Verbreitete Unwissenheit
Sicher kommt es auch oft durch Gedankenlosigkeit und Unwissen zu unschönen Ereignissen. Hier ein kleines Beispiel: Im Frühsommer beobachtete ich einen jungen, sportlichen Mischling. Der voller Begeisterung in einem breiten Graben Enten hinterher schwamm. Als ich die Hundeführerin ansprach, warum sie den Hund nicht endlich aus dem Wasser hole, schlug mir Unverständnis entgegen. Der Hund spielt doch nur mit den Enten, sonst würden die doch wegfliegen, erklärte mir die Dame. Als ich ihr meinerseits erklärte, dass es sich um zurzeit fast flugunfähige Enten in der Mauser handelt, die langsam an ihre Leistungsgrenze stießen, war sie tief betroffen. Sie versicherte mir, dass sie das nicht gewusst hätte. Das glaubte ich ihr gern, die geschwächten Enten taten ihr nun Leid.
Sicher gibt es etliche solcher Beispiele, die aber zu verhindern wären, wenn nicht Bellos Freiheit oberstes Gebot in den Köpfen der Hundehalter wäre.

Zum Wohle der Wildtiere
Das Frühjahr ist angebrochen. Unsere heimischen Tiere werden bald ihren Nachwuchs hochziehen oder tun es vereinzelt schon. Dazu benötigen sie (wie auch unsere Hunde) Ruhe, Gelassenheit, Energie und Kraft, insbesondere in den Kinderstuben. Denken Sie auch an die vielen Bodenbrüter. Ihr Hund kann für sie unnötigerweise Stress und Aufregung bedeuten.

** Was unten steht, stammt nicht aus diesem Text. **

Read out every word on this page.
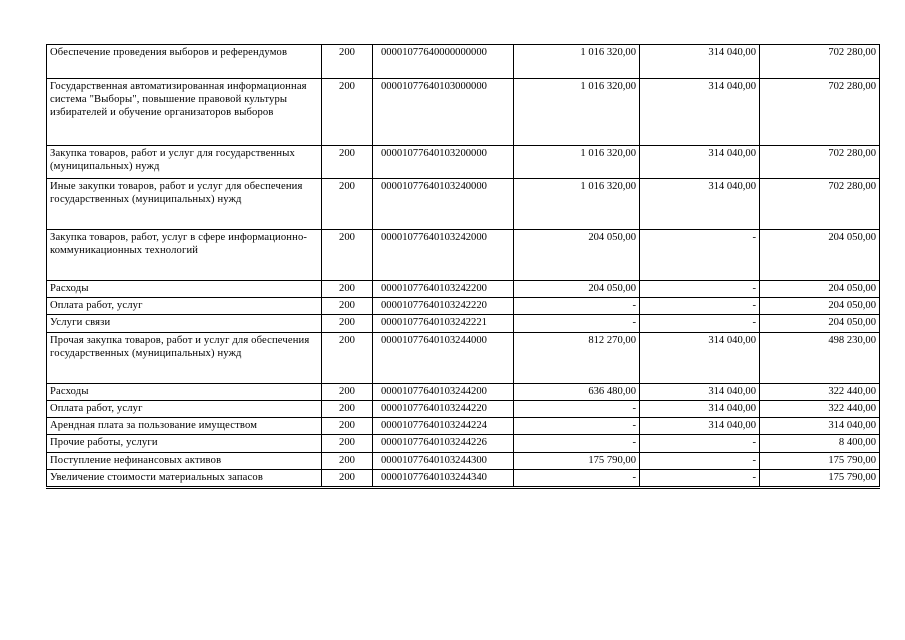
Обеспечение проведения выборов и референдумов	200	00001077640000000000	1 016 320,00	314 040,00	702 280,00
Государственная автоматизированная информационная система "Выборы", повышение правовой культуры избирателей и обучение организаторов выборов	200	00001077640103000000	1 016 320,00	314 040,00	702 280,00
Закупка товаров, работ и услуг для государственных (муниципальных) нужд	200	00001077640103200000	1 016 320,00	314 040,00	702 280,00
Иные закупки товаров, работ и услуг для обеспечения государственных (муниципальных) нужд	200	00001077640103240000	1 016 320,00	314 040,00	702 280,00
Закупка товаров, работ, услуг в сфере информационно-коммуникационных технологий	200	00001077640103242000	204 050,00	-	204 050,00
Расходы	200	00001077640103242200	204 050,00	-	204 050,00
Оплата работ, услуг	200	00001077640103242220	-	-	204 050,00
Услуги связи	200	00001077640103242221	-	-	204 050,00
Прочая закупка товаров, работ и услуг для обеспечения государственных (муниципальных) нужд	200	00001077640103244000	812 270,00	314 040,00	498 230,00
Расходы	200	00001077640103244200	636 480,00	314 040,00	322 440,00
Оплата работ, услуг	200	00001077640103244220	-	314 040,00	322 440,00
Арендная плата за пользование имуществом	200	00001077640103244224	-	314 040,00	314 040,00
Прочие работы, услуги	200	00001077640103244226	-	-	8 400,00
Поступление нефинансовых активов	200	00001077640103244300	175 790,00	-	175 790,00
Увеличение стоимости материальных запасов	200	00001077640103244340	-	-	175 790,00
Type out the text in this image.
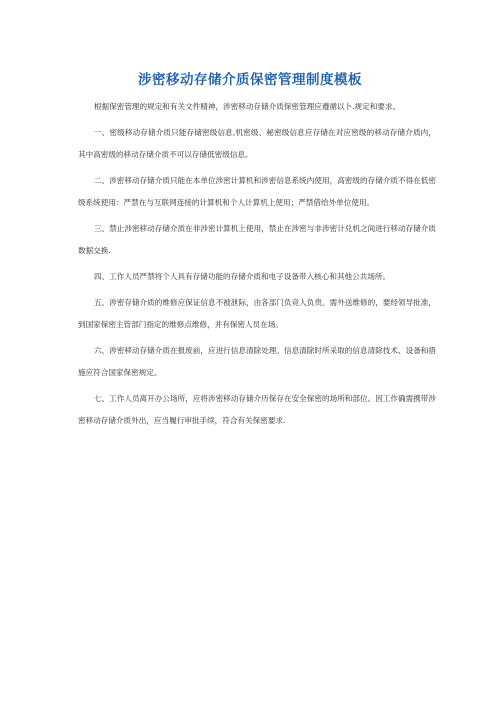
涉密移动存储介质保密管理制度模板

根据保密管理的规定和有关文件精神，涉密移动存储介质保密管理应遵循以卜.规定和要求。

一、密级移动存储介质只能存储密级信息,机密级、秘密级信息应存储在对应密级的移动存储介质内，其中高密级的移动存储介质不可以存储低密级信息。

二、涉密移动存储介质只能在本单位涉密计算机和涉密信息系统内使用，高密级的存储介质不得在低密级系统使用：严禁在与互联网连接的计算机和个人计算机上使用；严禁借给外单位使用。

三、禁止涉密移动存储介质在非涉密计算机上使用，禁止在涉密与非涉密计兑机之间进行移动存储介质数据交换.

四、工作人员严禁将个人具有存储功能的存储介质和电子设备带入核心和其他公共场所。

五、涉密存储介质的维修应保证信息不被泄际，由各部门负竞人负贵。需外送维修的，要经领导批准，到国家保密主管部门指定的维修点维修，并有保密人员在场。

六、涉密移动存储介质在报废前，应进行信息清除处理。信息清除时所采取的信息清除技术、设备和措施应符合国家保密规定。

七、工作人员离开办公场所，应将涉密移动存储介历保存在安全保密的场所和部位。因工作确需携带涉密移动存储介质外出，应当履行审批手续，符合有关保密要求.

Wir als Hundeführer sollten endlich einsehen, dass wir unsere Hunde nicht überall uneingeschränkt und unangeleint mitführen können und dürfen und dieses auch akzeptieren.
Manchmal glaube ich eher, dass es dem oberen Ende der Leine entsetzliche Qualen zufügt, wenn er seinen Begleiter angeleint mitführt. Ist das wirklich so schrecklich? Und wenn ja, warum? Wer möchte sich anmaßen, die Freiheit des Vierbeiners über die Gesunderhaltung, die Unversehrtheit und das Wohlbefinden von frei lebenden Tieren zu stellen?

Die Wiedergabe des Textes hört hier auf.